The flu is simple, right? You get it, you feel terrible and then you get better.
As it turns out, there is a bit more going on at the cellular level. As soon as the virus enters our cells, it hijacks our cell machinery to make copies of itself, followed budding from the host to go infect more cells. Sounds easy right? But it is not! Our cells fight infection by activating various host responses.
During infection, the flu also hijacks various cellular pathways to evade immune surveillance. The flu, for example, antagonizes the pattern-recognition receptor (PPR) pathway. When PPR detects pathogens in our cells, it secretes interferon (IFN), which induces the expression of interferon-stimulated genes (ISGs) and pro-inflammatory cytokines. The flu also modulates the unfolded protein response (UPR). The UPR pathway is activated when cells are subjected to constant insults, such as viral infections, to promote cell death. So, how do viruses trick cells to escape these pathways? Viruses encode viral proteins that can inhibit these pathways. When it comes to flu, the viral protein NS1 blocks the PPR, inhibits IFN secretion and ISG expression, and blocks the UPR. In such a case, is NS1 amount critical to evading cellular pathways? In a recent publication, Dr. Daniel Blanco-Melo, an assistant professor at Fred Hutch, demonstrated that the amount of NS1 that is expressed during flu infection plays a significant role in evading host defenses.
“Influenza A virus (IAV) is an important human respiratory pathogen that causes millions of cases of severe illness each year, and occasionally leads to pandemics,” said Dr. Yang, a postdoctoral fellow in Dr. Blanco-Melo's lab and leader of the study. “IAV deploys multiple strategies to attenuate the host response, most of which are linked to the viral protein NS1,” he added. Their study demonstrates that “NS1 operates as a multifaceted immune modulator, selectively prioritizing specific host pathways crucial for its own replication,” he continued.
To examine the host transcriptome in response to the expression of NS1, the team infected cells with viruses expressing high, intermediate, or no NS1 followed by bulk RNA sequencing. Differential gene expression analysis revealed that the amount of NS1, in part, shapes the host response. An intermediate level of NS1 expression inhibited the production of pro-inflammatory cytokines while failing to inhibit the expression of ISGs. Conversely, high expression of NS1 inhibited the expression of ISGs and UPR target genes. Furthermore, the team examined single cell transcriptomics during flu infection. A cell population was infected with wild type influenza followed by an analysis of NS1 expression in each cell. Individually infected cells were grouped according to their level of NS1 expression. Once again, the team found that NS1 has a significant impact on the host's response. Although intermediate expression of NS1 was sufficient to evade immune detection by inhibiting the expression of pro-inflammatory cytokine genes, high expression of NS1 was necessary to inhibit the expression of ISGs. Additionally, high NS1 expression is required for the inhibition of UPR genes, which are usually activated by the later stages of viral replication. These results suggest that the virus fine tunes the antagonistic potency of NS1 against different host responses to accommodate its replication needs.

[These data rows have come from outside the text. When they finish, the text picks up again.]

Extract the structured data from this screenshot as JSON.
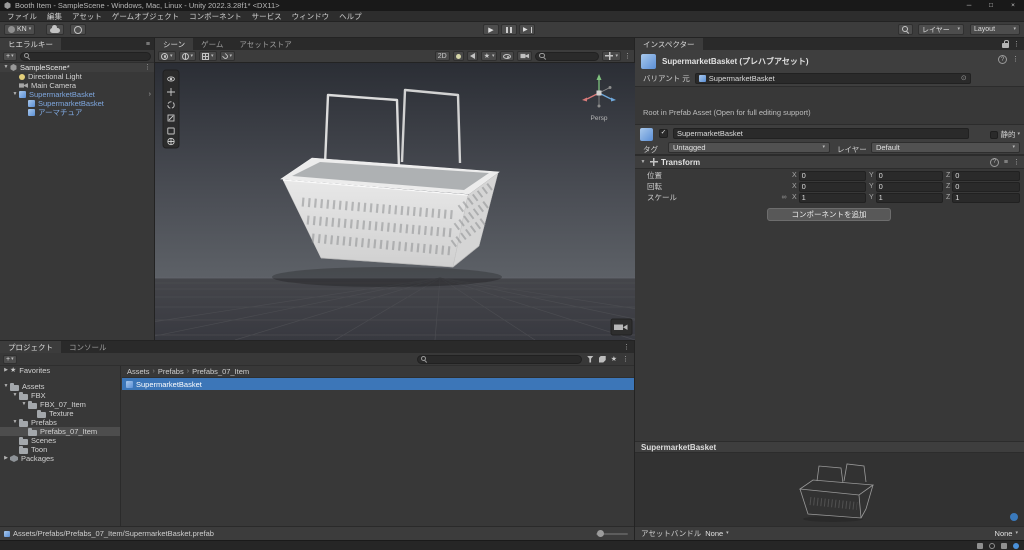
{
  "colors": {
    "selection_blue": "#3c76b8",
    "panel_bg": "#383838",
    "prefab_text": "#7fa8e0",
    "selected_row_gray": "#4d4d4d"
  },
  "icons": {
    "minimize": "─",
    "maximize": "□",
    "close": "×",
    "dropdown": "▾",
    "foldout_open": "▼",
    "foldout_closed": "▶",
    "hamburger": "≡",
    "kebab": "⋮",
    "star": "★",
    "check": "✓",
    "breadcrumb_sep": "›",
    "picker": "⊙",
    "link": "∞",
    "help": "?",
    "play": "▶",
    "plus": "+",
    "presets": "≡",
    "prefab_open": "›"
  },
  "title_bar": {
    "title": "Booth Item - SampleScene - Windows, Mac, Linux - Unity 2022.3.28f1* <DX11>"
  },
  "menu_bar": {
    "items": [
      "ファイル",
      "編集",
      "アセット",
      "ゲームオブジェクト",
      "コンポーネント",
      "サービス",
      "ウィンドウ",
      "ヘルプ"
    ]
  },
  "toolbar": {
    "account_label": "KN",
    "layers_label": "レイヤー",
    "layout_label": "Layout"
  },
  "hierarchy": {
    "tab": "ヒエラルキー",
    "rows": [
      {
        "label": "SampleScene*",
        "icon": "scene",
        "depth": 0,
        "expanded": true,
        "bold": true,
        "scene_row": true,
        "kebab": true
      },
      {
        "label": "Directional Light",
        "icon": "light",
        "depth": 1
      },
      {
        "label": "Main Camera",
        "icon": "camera",
        "depth": 1
      },
      {
        "label": "SupermarketBasket",
        "icon": "prefab",
        "depth": 1,
        "expanded": true,
        "prefab": true,
        "open_arrow": true
      },
      {
        "label": "SupermarketBasket",
        "icon": "prefab",
        "depth": 2,
        "prefab": true
      },
      {
        "label": "アーマチュア",
        "icon": "prefab",
        "depth": 2,
        "prefab": true
      }
    ]
  },
  "scene": {
    "tabs": [
      {
        "label": "シーン",
        "active": true
      },
      {
        "label": "ゲーム",
        "active": false
      },
      {
        "label": "アセットストア",
        "active": false
      }
    ],
    "toolbar": {
      "mode_2d": "2D"
    },
    "persp_label": "Persp"
  },
  "inspector": {
    "tab": "インスペクター",
    "header": {
      "title": "SupermarketBasket (プレハブアセット)"
    },
    "variant": {
      "label": "バリアント 元",
      "value": "SupermarketBasket"
    },
    "root_note": "Root in Prefab Asset (Open for full editing support)",
    "gameobject": {
      "name": "SupermarketBasket",
      "static_label": "静的",
      "tag_label": "タグ",
      "tag_value": "Untagged",
      "layer_label": "レイヤー",
      "layer_value": "Default"
    },
    "transform": {
      "title": "Transform",
      "axis_labels": [
        "X",
        "Y",
        "Z"
      ],
      "rows": [
        {
          "label": "位置",
          "values": [
            "0",
            "0",
            "0"
          ]
        },
        {
          "label": "回転",
          "values": [
            "0",
            "0",
            "0"
          ]
        },
        {
          "label": "スケール",
          "values": [
            "1",
            "1",
            "1"
          ],
          "link": true
        }
      ]
    },
    "add_component_label": "コンポーネントを追加",
    "preview": {
      "title": "SupermarketBasket"
    },
    "asset_bundle": {
      "label": "アセットバンドル",
      "bundle": "None",
      "variant": "None"
    }
  },
  "project": {
    "tabs": [
      {
        "label": "プロジェクト",
        "active": true
      },
      {
        "label": "コンソール",
        "active": false
      }
    ],
    "tree": [
      {
        "label": "Favorites",
        "icon": "star",
        "depth": 0,
        "collapsed": true,
        "gap_after": true
      },
      {
        "label": "Assets",
        "icon": "folder",
        "depth": 0,
        "expanded": true
      },
      {
        "label": "FBX",
        "icon": "folder",
        "depth": 1,
        "expanded": true
      },
      {
        "label": "FBX_07_Item",
        "icon": "folder",
        "depth": 2,
        "expanded": true
      },
      {
        "label": "Texture",
        "icon": "folder",
        "depth": 3
      },
      {
        "label": "Prefabs",
        "icon": "folder",
        "depth": 1,
        "expanded": true
      },
      {
        "label": "Prefabs_07_Item",
        "icon": "folder",
        "depth": 2,
        "selected": true
      },
      {
        "label": "Scenes",
        "icon": "folder",
        "depth": 1
      },
      {
        "label": "Toon",
        "icon": "folder",
        "depth": 1
      },
      {
        "label": "Packages",
        "icon": "package",
        "depth": 0,
        "collapsed": true
      }
    ],
    "breadcrumb": [
      "Assets",
      "Prefabs",
      "Prefabs_07_Item"
    ],
    "selected_asset": "SupermarketBasket",
    "footer_path": "Assets/Prefabs/Prefabs_07_Item/SupermarketBasket.prefab"
  }
}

“This work not only refines our understanding of NS1's role in immune evasion but also introduces a novel perspective on the hierarchy of host immune pathways targeted by IAV,” said Dr. Young. “The findings have broader implications for antiviral strategies, offering insights into potential vulnerabilities in the virus's immune evasion tactics.”

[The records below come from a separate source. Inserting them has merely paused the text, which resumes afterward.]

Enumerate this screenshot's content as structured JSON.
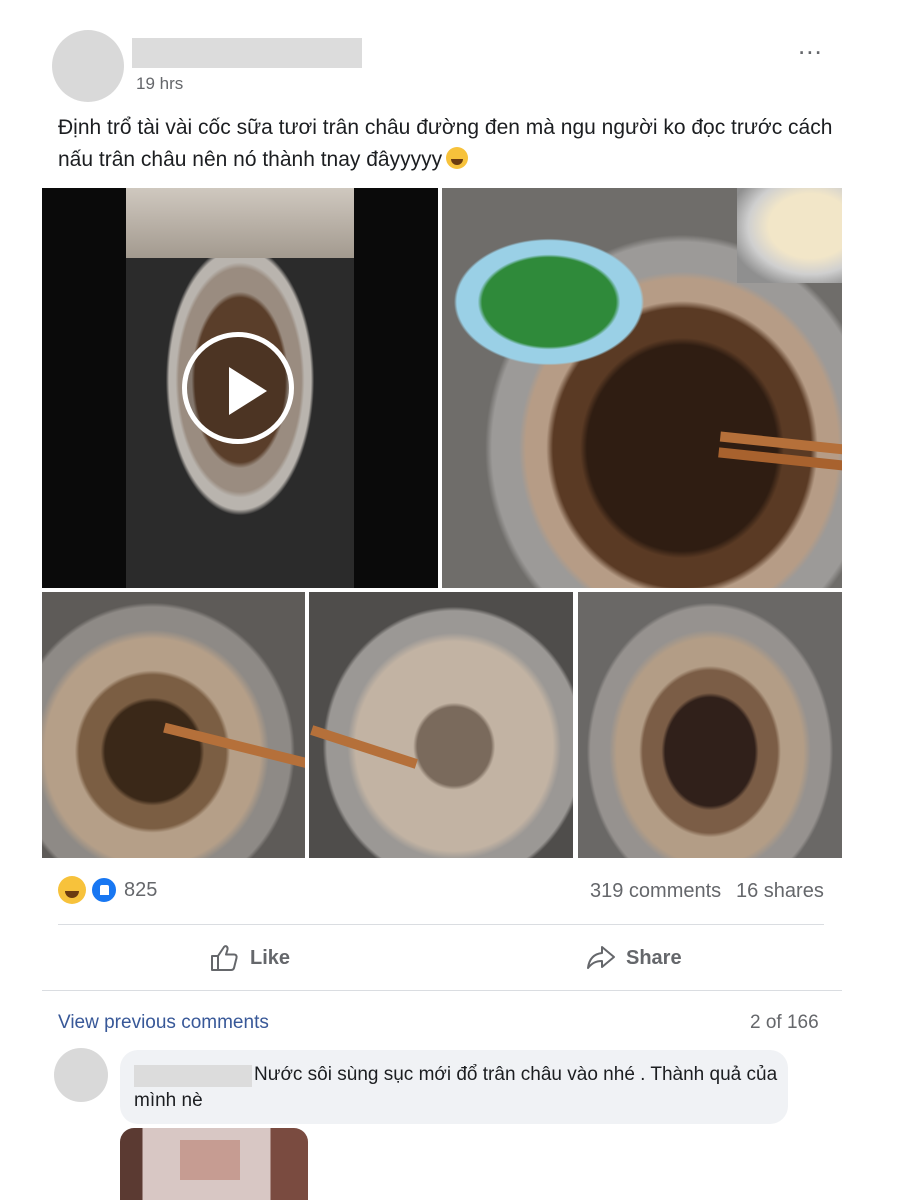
{
  "post": {
    "timestamp": "19 hrs",
    "more_icon": "...",
    "text": "Định trổ tài vài cốc sữa tươi trân châu đường đen mà ngu người ko đọc trước cách nấu trân châu nên nó thành tnay đâyyyyy",
    "text_emoji": "rolling-on-floor-laughing"
  },
  "stats": {
    "reaction_icons": [
      "haha",
      "like"
    ],
    "reaction_count": "825",
    "comments": "319 comments",
    "shares": "16 shares"
  },
  "actions": {
    "like_label": "Like",
    "share_label": "Share"
  },
  "comments_section": {
    "view_previous": "View previous comments",
    "page_count": "2 of 166",
    "comment": {
      "text": "Nước sôi sùng sục mới đổ trân châu vào nhé . Thành quả của mình nè"
    }
  },
  "colors": {
    "link": "#385898",
    "muted": "#65676b",
    "like_blue": "#1877f2",
    "bubble_bg": "#f0f2f5"
  }
}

Going forward the team is interested in identifying the “specific host factors that mediate NS1's differential effects on pathogen sensing, interferon response, and ER stress response” as well as understanding how the “temporal dynamics of NS1 expression correlate with the progression of IAV infection,” and how “these dynamics influence host immune responses over time.” The team would also like to better understand if “different strains of IAV exhibit variability in the host-specificity, frequency, and abundance of NS1 in relation to the magnitude of host response suppression.” They ultimately hope that this research will “help unveil the intricate dynamics of virus-mediated immune antagonism, providing insights for targeted antiviral therapies.”
This work was funded by the University of Washington Department of Global Health T32 postdoctoral training grant, the Deutsche Forschungsgemeinschaft grant, and the Immunology and Vaccine Development Program of the Vaccine and Infectious Disease Division at Fred Hutchinson Cancer Center.
Fred Hutch/University of Washington/Seattle Children’s Cancer Consortium member Dr. Daniel blanco-Melo contributed to this study.
Yang Q, Elz AE, Panis M, Liu T, Nilsson-Payant BE, Blanco-Melo D. 2023. Modulation of Influenza A virus NS1 expression reveals prioritization of host response antagonism at single-cell resolution. Front Microbiol. 14:1267078. doi: 10.3389/fmicb.2023.1267078.